The much-discussed law on good trade practice was last week scrapped by parliament.
”Grocery portal will make it easier to compare prices and products’ quality. Consumers can for example consider fat and sugar content and make healthier choices when purchasing,” says project manager Bjørnar Angell at the Consumer Council.
Food chains will contribute to supply information to the Consumer Council portal and Rema 1000 has been a driving force behind the initiative.

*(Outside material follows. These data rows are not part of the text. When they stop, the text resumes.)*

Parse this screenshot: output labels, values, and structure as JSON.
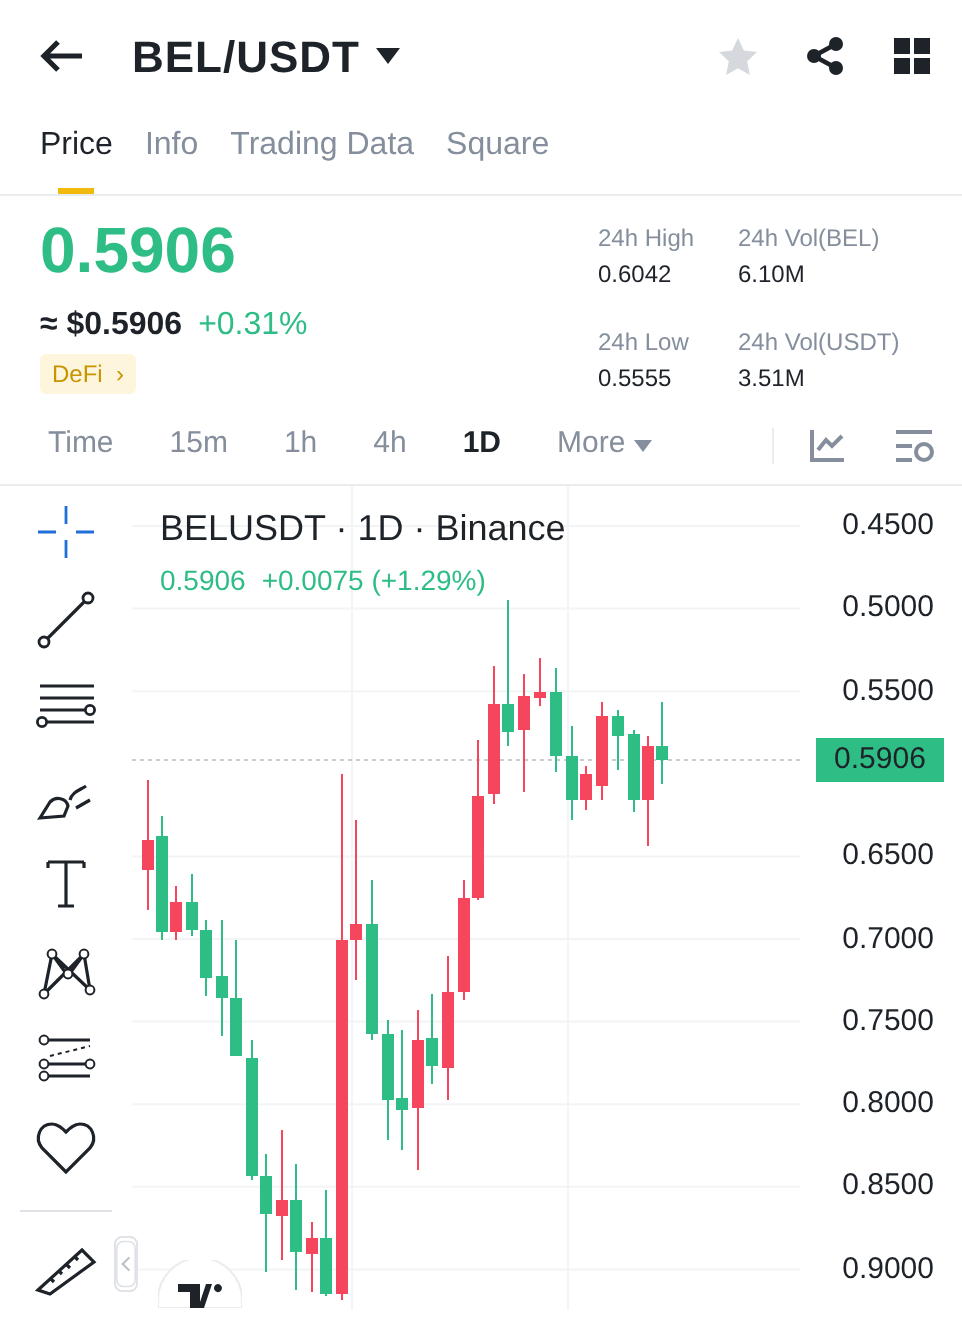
{
  "header": {
    "title": "BEL/USDT"
  },
  "tabs": [
    {
      "label": "Price",
      "selected": true
    },
    {
      "label": "Info",
      "selected": false
    },
    {
      "label": "Trading Data",
      "selected": false
    },
    {
      "label": "Square",
      "selected": false
    }
  ],
  "ticker": {
    "price": "0.5906",
    "usd_price": "≈ $0.5906",
    "change": "+0.31%",
    "tag": "DeFi",
    "tag_arrow": "›"
  },
  "stats": [
    {
      "label": "24h High",
      "value": "0.6042"
    },
    {
      "label": "24h Vol(BEL)",
      "value": "6.10M"
    },
    {
      "label": "24h Low",
      "value": "0.5555"
    },
    {
      "label": "24h Vol(USDT)",
      "value": "3.51M"
    }
  ],
  "intervals": [
    {
      "label": "Time",
      "selected": false,
      "kind": "interval"
    },
    {
      "label": "15m",
      "selected": false,
      "kind": "interval"
    },
    {
      "label": "1h",
      "selected": false,
      "kind": "interval"
    },
    {
      "label": "4h",
      "selected": false,
      "kind": "interval"
    },
    {
      "label": "1D",
      "selected": true,
      "kind": "interval"
    },
    {
      "label": "More",
      "selected": false,
      "kind": "menu"
    }
  ],
  "chart": {
    "legend": "BELUSDT · 1D · Binance",
    "last_price": "0.5906",
    "change": "+0.0075 (+1.29%)",
    "price_tag": "0.5906",
    "axis_labels": [
      "0.4500",
      "0.5000",
      "0.5500",
      "0.6500",
      "0.7000",
      "0.7500",
      "0.8000",
      "0.8500",
      "0.9000"
    ]
  }
}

”We have for long been positive to a grocery portal, and work closely with the Consumer Council to help ensure that the portal is a success. Today it is only the consumers who do not have a complete overview of the pricing, and we want our customers to have – so they know where to shop to find the best goods at the lowest prices. We at Rema 1000 has advocated for greater transparency around price competition and price comparisons because we believe openness leads to more competition, which customers serve,” says communications director Mette Fossum Beyer in Rema to Dagens Naeringsliv.
The country’s largest grocery chain actor Norway Group has previously been skeptical, but greets a portal welcome.
”We look positively on it. Parliament has decided to launch such portal, but price focus must not go beyond the quality and choice and we are in dialogue with the Consumer Council about this,” CEO Tommy Korneliussen tells Dagens Naeringsliv.